One frontier tale tells of a half-mile stretch on a "highway" that was in such unexpectedly good condition that a delighted traveler drove his buggy back and forth all day "to get the good out of it."
At times Nauvoo was nearly isolated. During a rainy spell in the summer of 1844, Bathsheba Smith wrote to her husband, George, who was away on a mission, "The roads have been so bad, the bridges are most all washed away that it is all most impossable to go to or come from Messedonia [Macedonia] here."
[In Old Nauvoo
River Road Bridge
The Nauvoo period was an era of improving transportation. By the end of the 1830s, distance was starting to be measured in hours rather than in miles. For example, according to Buley, in 1839 the distance from New York to Cleveland was eighty-four hours and from Cleveland to Chicago, ninety-six hours.
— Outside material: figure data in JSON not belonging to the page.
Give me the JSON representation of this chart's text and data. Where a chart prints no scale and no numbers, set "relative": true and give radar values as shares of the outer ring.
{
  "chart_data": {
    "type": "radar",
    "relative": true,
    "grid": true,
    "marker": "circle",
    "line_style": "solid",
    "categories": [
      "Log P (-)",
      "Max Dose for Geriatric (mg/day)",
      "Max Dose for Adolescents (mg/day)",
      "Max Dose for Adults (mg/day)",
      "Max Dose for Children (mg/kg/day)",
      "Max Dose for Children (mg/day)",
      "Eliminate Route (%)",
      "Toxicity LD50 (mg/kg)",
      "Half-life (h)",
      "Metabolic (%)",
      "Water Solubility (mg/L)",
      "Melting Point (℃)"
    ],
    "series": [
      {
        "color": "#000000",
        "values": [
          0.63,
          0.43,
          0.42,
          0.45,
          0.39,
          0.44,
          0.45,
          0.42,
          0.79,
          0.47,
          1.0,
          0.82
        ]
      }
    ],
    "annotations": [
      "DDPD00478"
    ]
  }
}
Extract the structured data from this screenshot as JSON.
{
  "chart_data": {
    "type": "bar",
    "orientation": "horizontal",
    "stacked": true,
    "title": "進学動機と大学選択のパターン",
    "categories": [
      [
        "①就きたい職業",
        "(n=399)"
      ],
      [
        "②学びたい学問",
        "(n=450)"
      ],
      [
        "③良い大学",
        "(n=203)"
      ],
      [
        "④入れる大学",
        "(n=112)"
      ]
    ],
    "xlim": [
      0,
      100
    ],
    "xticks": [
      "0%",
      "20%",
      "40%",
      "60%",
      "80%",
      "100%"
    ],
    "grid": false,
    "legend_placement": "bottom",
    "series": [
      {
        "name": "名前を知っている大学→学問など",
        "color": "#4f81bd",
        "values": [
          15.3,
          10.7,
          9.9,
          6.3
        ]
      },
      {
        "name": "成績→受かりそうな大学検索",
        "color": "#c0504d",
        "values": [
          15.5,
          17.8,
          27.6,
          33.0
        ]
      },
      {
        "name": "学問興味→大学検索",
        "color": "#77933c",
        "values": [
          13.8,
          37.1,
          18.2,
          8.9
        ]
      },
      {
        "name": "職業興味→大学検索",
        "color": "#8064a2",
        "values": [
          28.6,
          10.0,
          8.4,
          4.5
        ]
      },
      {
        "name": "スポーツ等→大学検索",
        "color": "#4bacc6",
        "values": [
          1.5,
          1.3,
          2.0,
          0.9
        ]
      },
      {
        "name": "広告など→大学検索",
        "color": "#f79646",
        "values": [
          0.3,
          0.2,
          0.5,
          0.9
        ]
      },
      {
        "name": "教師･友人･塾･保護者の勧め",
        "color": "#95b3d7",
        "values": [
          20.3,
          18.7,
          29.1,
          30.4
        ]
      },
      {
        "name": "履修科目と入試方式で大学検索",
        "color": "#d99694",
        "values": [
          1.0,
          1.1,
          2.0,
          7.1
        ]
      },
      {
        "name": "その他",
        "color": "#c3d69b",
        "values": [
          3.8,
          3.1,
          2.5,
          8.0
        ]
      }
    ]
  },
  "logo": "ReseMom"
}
Such travel time, however, was most likely under ideal conditions with travelers using what railroads were available. All too often the conditions were not ideal and railroads were not available, especially in frontier Illinois. The best road through Nauvoo was the River Road, connecting Quincy to the south with Rock Island to the north. There were two other well-traveled roads into Nauvoo: one directly west from LaHarpe, twenty miles away, and another, northwest from Carthage eighteen miles away. A company of Latter-day Saints, including diarist Warren Foote, traveled along this road in September 1841 to attend conference in Nauvoo: "I started today in company with E. Allen and wife for Nauvoo to attend the Semi Annual Conference. We went by the way of Carthage. . . . About sunrise it began to rain as we were passing through Carthage. This place is 18 miles from Nauvoo. . . . It rained all day, and we did not get to Nauvoo until 10 o'clock at night."